Les deux critères couramment retenus pour analyser la performance des entreprises ou l’indice de profits des entreprises (profitability) sont les taux de rendement sur l’équité et les taux de rendement sur le capital ou les investissements consentis. Les taux de rendement sur l’équité sont définis comme le ratio des revenus nets sur l’équité. Autrement dit, il s’agit du pourcentage de rendement des actions d’une compagnie par rapport à la valeur nette de l’équité détenue par ses actionnaires. Quant aux taux de rendement sur le capital, ils sont calculés comme le ratio des revenus nets des entreprises sur les investissements nets des entreprises, ces derniers étant calculés comme la valeur nette des propriétés, des installations et de l’équipement, plus le résultat de la valeur accrue des investissements et des avances faites à des subsidiaires[24].

Dans une étude antérieure sur le même sujet pour la période 1985-1995, les statistiques démontrent que le rendement sur l’équité s’est constamment situé en deçà du rendement des autres industries, selon les services Compustat pc de la société Standard & Poor’s Inc.

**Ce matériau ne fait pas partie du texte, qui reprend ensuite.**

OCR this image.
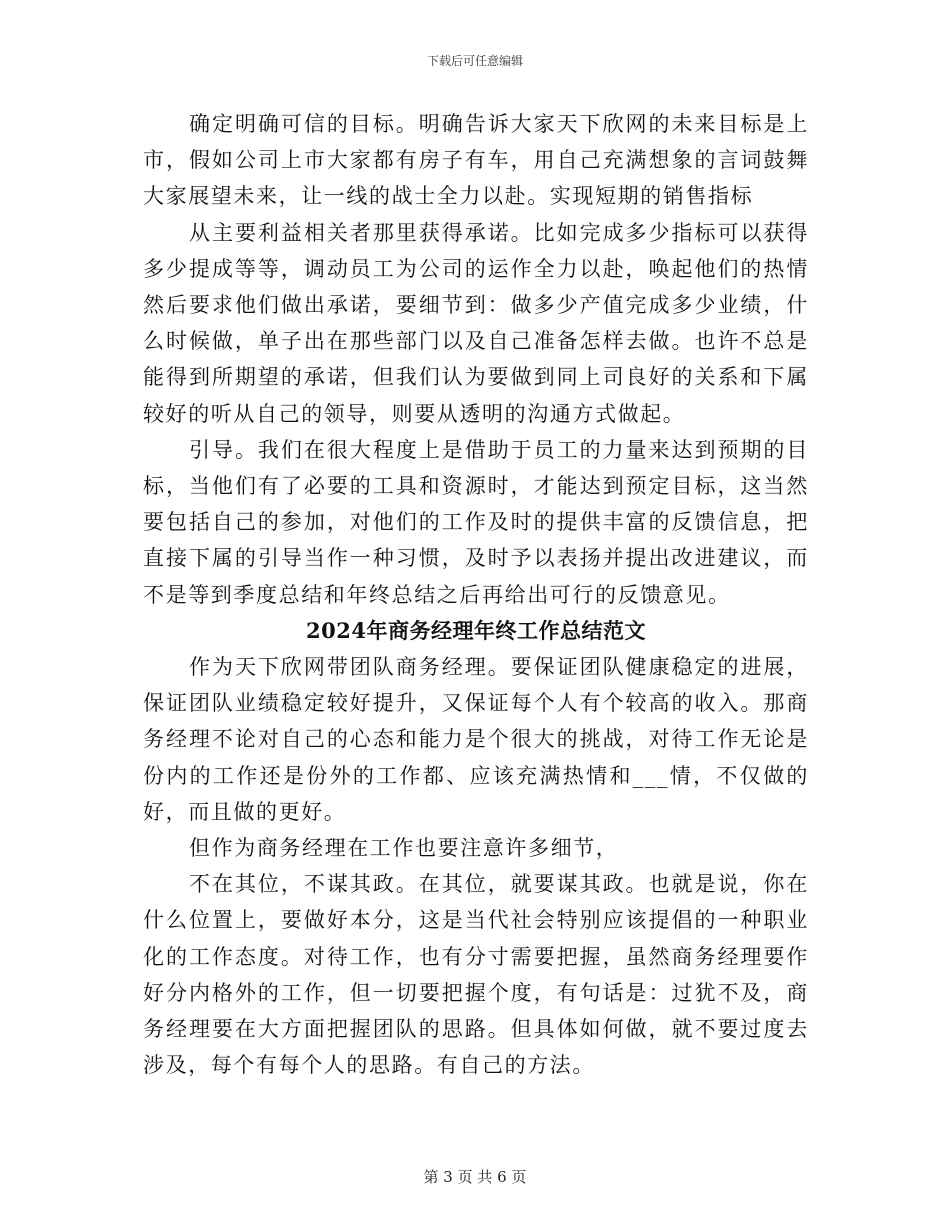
下载后可任意编辑

确定明确可信的目标。明确告诉大家天下欣网的未来目标是上市，假如公司上市大家都有房子有车，用自己充满想象的言词鼓舞大家展望未来，让一线的战士全力以赴。实现短期的销售指标

从主要利益相关者那里获得承诺。比如完成多少指标可以获得多少提成等等，调动员工为公司的运作全力以赴，唤起他们的热情然后要求他们做出承诺，要细节到：做多少产值完成多少业绩，什么时候做，单子出在那些部门以及自己准备怎样去做。也许不总是能得到所期望的承诺，但我们认为要做到同上司良好的关系和下属较好的听从自己的领导，则要从透明的沟通方式做起。

引导。我们在很大程度上是借助于员工的力量来达到预期的目标，当他们有了必要的工具和资源时，才能达到预定目标，这当然要包括自己的参加，对他们的工作及时的提供丰富的反馈信息，把直接下属的引导当作一种习惯，及时予以表扬并提出改进建议，而不是等到季度总结和年终总结之后再给出可行的反馈意见。

2024年商务经理年终工作总结范文

作为天下欣网带团队商务经理。要保证团队健康稳定的进展，保证团队业绩稳定较好提升，又保证每个人有个较高的收入。那商务经理不论对自己的心态和能力是个很大的挑战，对待工作无论是份内的工作还是份外的工作都、应该充满热情和___情，不仅做的好，而且做的更好。

但作为商务经理在工作也要注意许多细节，

不在其位，不谋其政。在其位，就要谋其政。也就是说，你在什么位置上，要做好本分，这是当代社会特别应该提倡的一种职业化的工作态度。对待工作，也有分寸需要把握，虽然商务经理要作好分内格外的工作，但一切要把握个度，有句话是：过犹不及，商务经理要在大方面把握团队的思路。但具体如何做，就不要过度去涉及，每个有每个人的思路。有自己的方法。

第 3 页 共 6 页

En réalité, l’écart s’est accru vers la fin des années quatre-vingt pour diminuer ensuite et s’approfondir encore durant les années 1993-1995[25]. À toutes fins utiles, l’année 2001 est la seule année depuis 1982 où les sociétés pétrolières ont connu des taux de rendement supérieurs aux autres types d’industries, comme l’indique le graphique 7 ci-contre. La chute précipitée de l’année 2002 est largement due au secteur désastreux des raffineries qui a contribué à une réduction sévère des revenus des industries pétrolières[26]. L’indice de profit des industries pétrolières en 2003 devrait cependant se rapprocher de l’index S&P 500, étant donné les prix-records du pétrole et du gaz durant cette même année[27].

Graphique 7

Comparaisons des taux de rendement sur l’équité Sociétés pétrolières et autres industries, 1973-2002

Comparaisons des taux de rendement sur l’équité Sociétés pétrolières et autres industries, 1973-2002

Note : Les sociétés Time Warner et Qwest Communications ont été exclues des exercices financiers 2001-2002, pour des raisons d’anomalies dans les données.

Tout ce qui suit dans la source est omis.